Beach Buddies

Beach Buddies

Sunday, May 24, 2015

Ideally


Prior to entering Home Study part of the Waiting Child Program (through A New Beginning Adoption Agency) you have to do an intake interview. Part of that is checking yes, no, or maybe to the long list of descriptions/behaviors I talked about in my last post. They want to have parameters to help find a good match (not just for us, but also for the kiddo who'll be coming into our home). It's hard to try and figure out what the ideal situation will look like. We have a general idea, but we're open to the different possibilities.

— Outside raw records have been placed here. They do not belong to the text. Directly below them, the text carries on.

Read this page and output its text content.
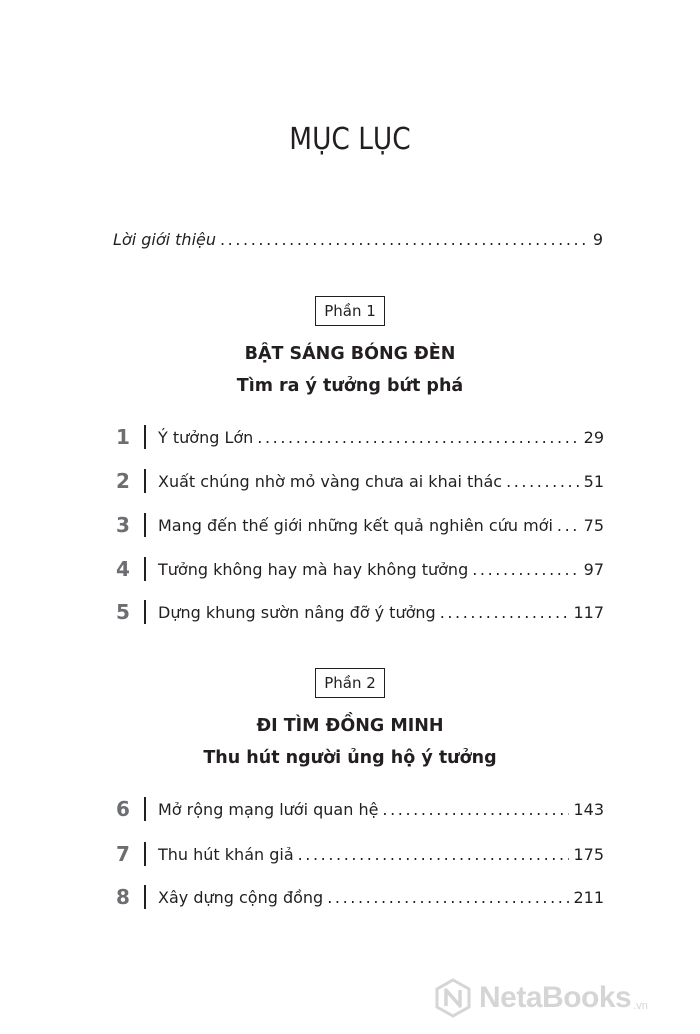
MỤC LỤC
Lời giới thiệu .....	9
Phần 1
BẬT SÁNG BÓNG ĐÈN
Tìm ra ý tưởng bứt phá
1	Ý tưởng Lớn .....	29
2	Xuất chúng nhờ mỏ vàng chưa ai khai thác .....	51
3	Mang đến thế giới những kết quả nghiên cứu mới ..... 75
4	Tưởng không hay mà hay không tưởng .....	97
5	Dựng khung sườn nâng đỡ ý tưởng .....	117
Phần 2
ĐI TÌM ĐỒNG MINH
Thu hút người ủng hộ ý tưởng
6	Mở rộng mạng lưới quan hệ .....	143
7	Thu hút khán giả .....	175
8	Xây dựng cộng đồng .....	211
NetaBooks .vn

Foster Care has taught us to not have specific expectations. While it is a system, it still is full of individuals and you can't always predict what will happen. We thought we'd only have the kiddos in our home for a few weeks, and we're now coming up to the six month mark. We didn't know what to expect from the kids, from the system, or even from ourselves. We're learning to take things day to day. This helps me with my own expectations of myself, and the unrealistic ones I had in regards to bringing two little kids into our home. Letting go of the expectation that I can have a clean house when I'm up all night with a teething baby. I'm figuring it out slowly, but surely.

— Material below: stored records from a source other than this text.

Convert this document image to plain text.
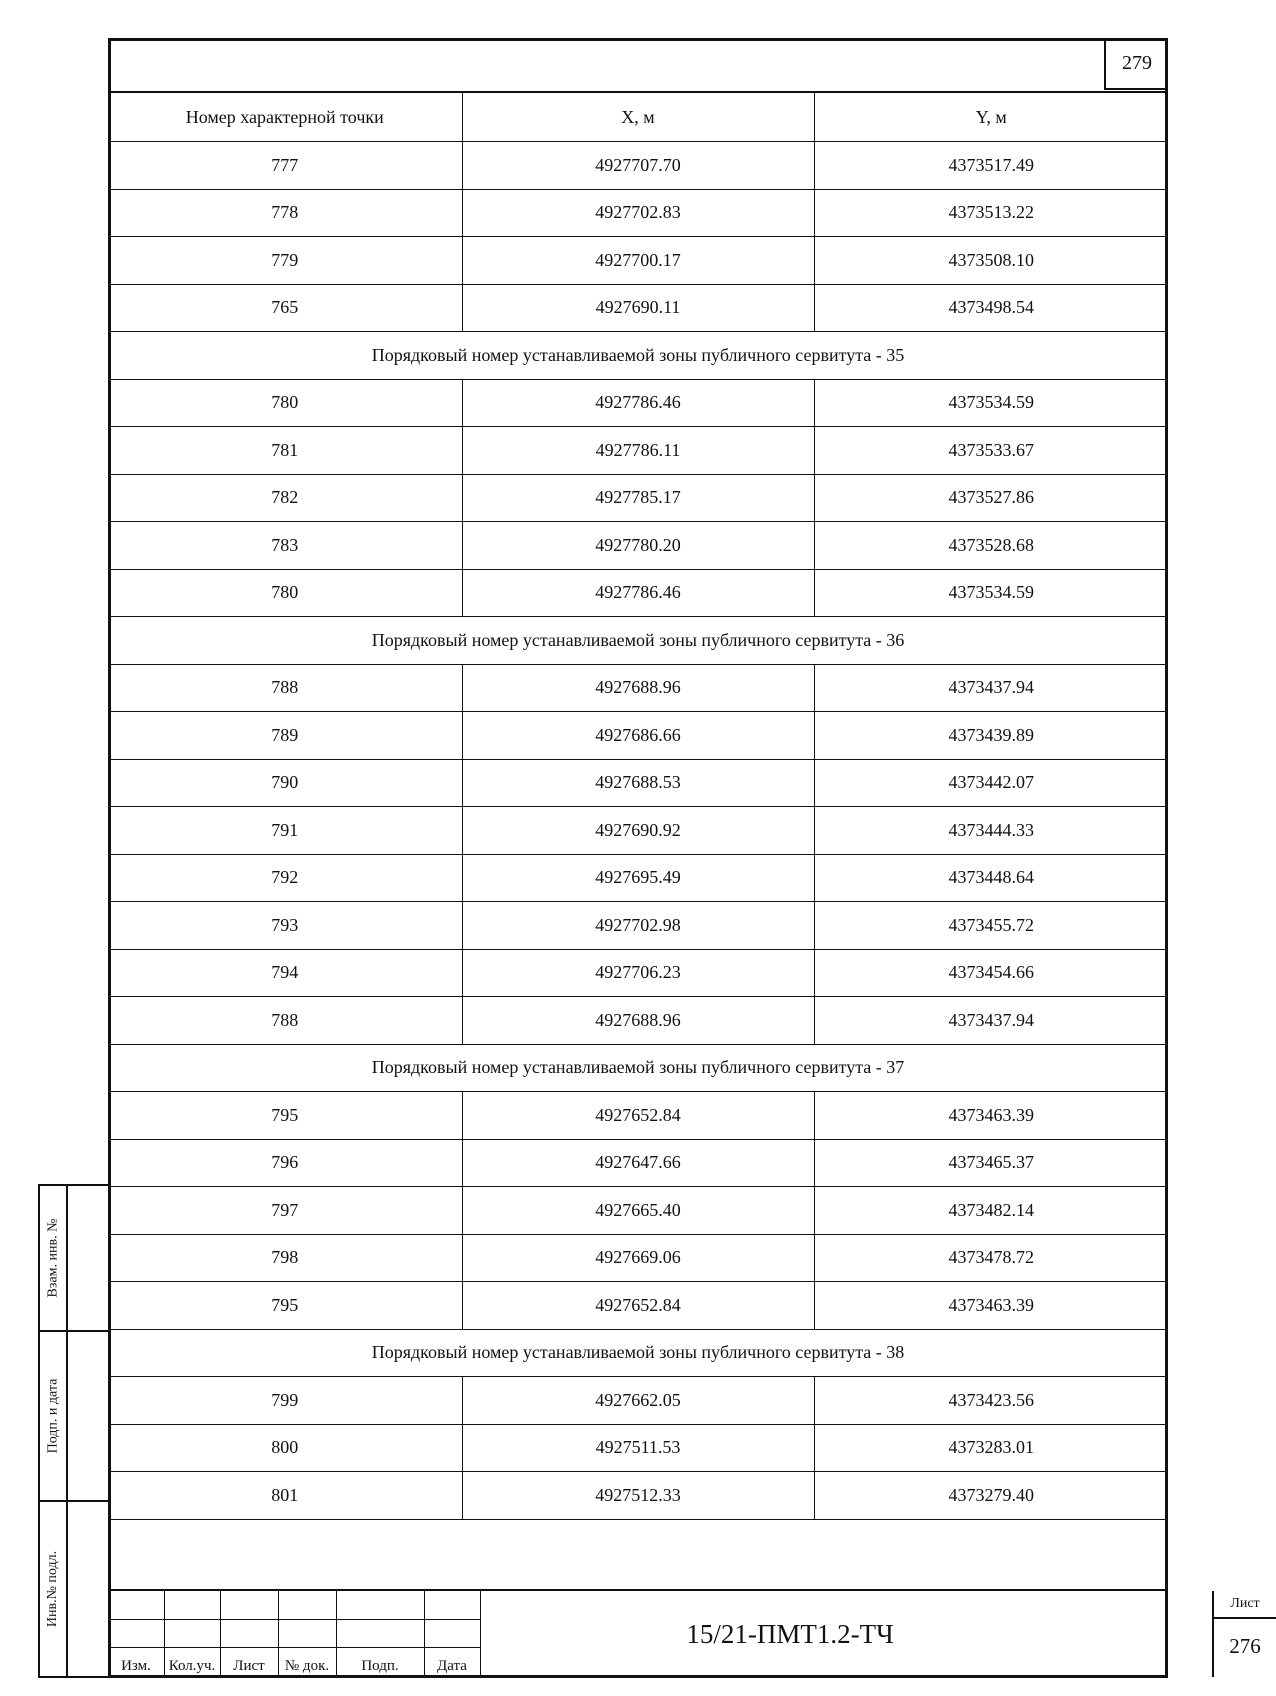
279
Номер характерной точки	X, м	Y, м
777	4927707.70	4373517.49
778	4927702.83	4373513.22
779	4927700.17	4373508.10
765	4927690.11	4373498.54
Порядковый номер устанавливаемой зоны публичного сервитута - 35		
780	4927786.46	4373534.59
781	4927786.11	4373533.67
782	4927785.17	4373527.86
783	4927780.20	4373528.68
780	4927786.46	4373534.59
Порядковый номер устанавливаемой зоны публичного сервитута - 36		
788	4927688.96	4373437.94
789	4927686.66	4373439.89
790	4927688.53	4373442.07
791	4927690.92	4373444.33
792	4927695.49	4373448.64
793	4927702.98	4373455.72
794	4927706.23	4373454.66
788	4927688.96	4373437.94
Порядковый номер устанавливаемой зоны публичного сервитута - 37		
795	4927652.84	4373463.39
796	4927647.66	4373465.37
797	4927665.40	4373482.14
798	4927669.06	4373478.72
795	4927652.84	4373463.39
Порядковый номер устанавливаемой зоны публичного сервитута - 38		
799	4927662.05	4373423.56
800	4927511.53	4373283.01
801	4927512.33	4373279.40
Взам. инв. №
Подп. и дата
Инв.№ подл.
Изм.	Кол.уч.	Лист	№ док.	Подп.	Дата
15/21-ПМТ1.2-ТЧ
Лист
276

I have been realizing that the joy of the journey in life is letting go of expectations and idealistic notions, so when the unexpected comes along you can be open to a better situation. When I was younger I had all these notions of what my life would look like. It is not the way I imagined, it is better. Way better. I wouldn't trade what I have now for those unrealistic ideals from before. Ideally, there is no ideal. Life can take on whatever shape it wants, and I will enjoy the unexpected delights that it offers.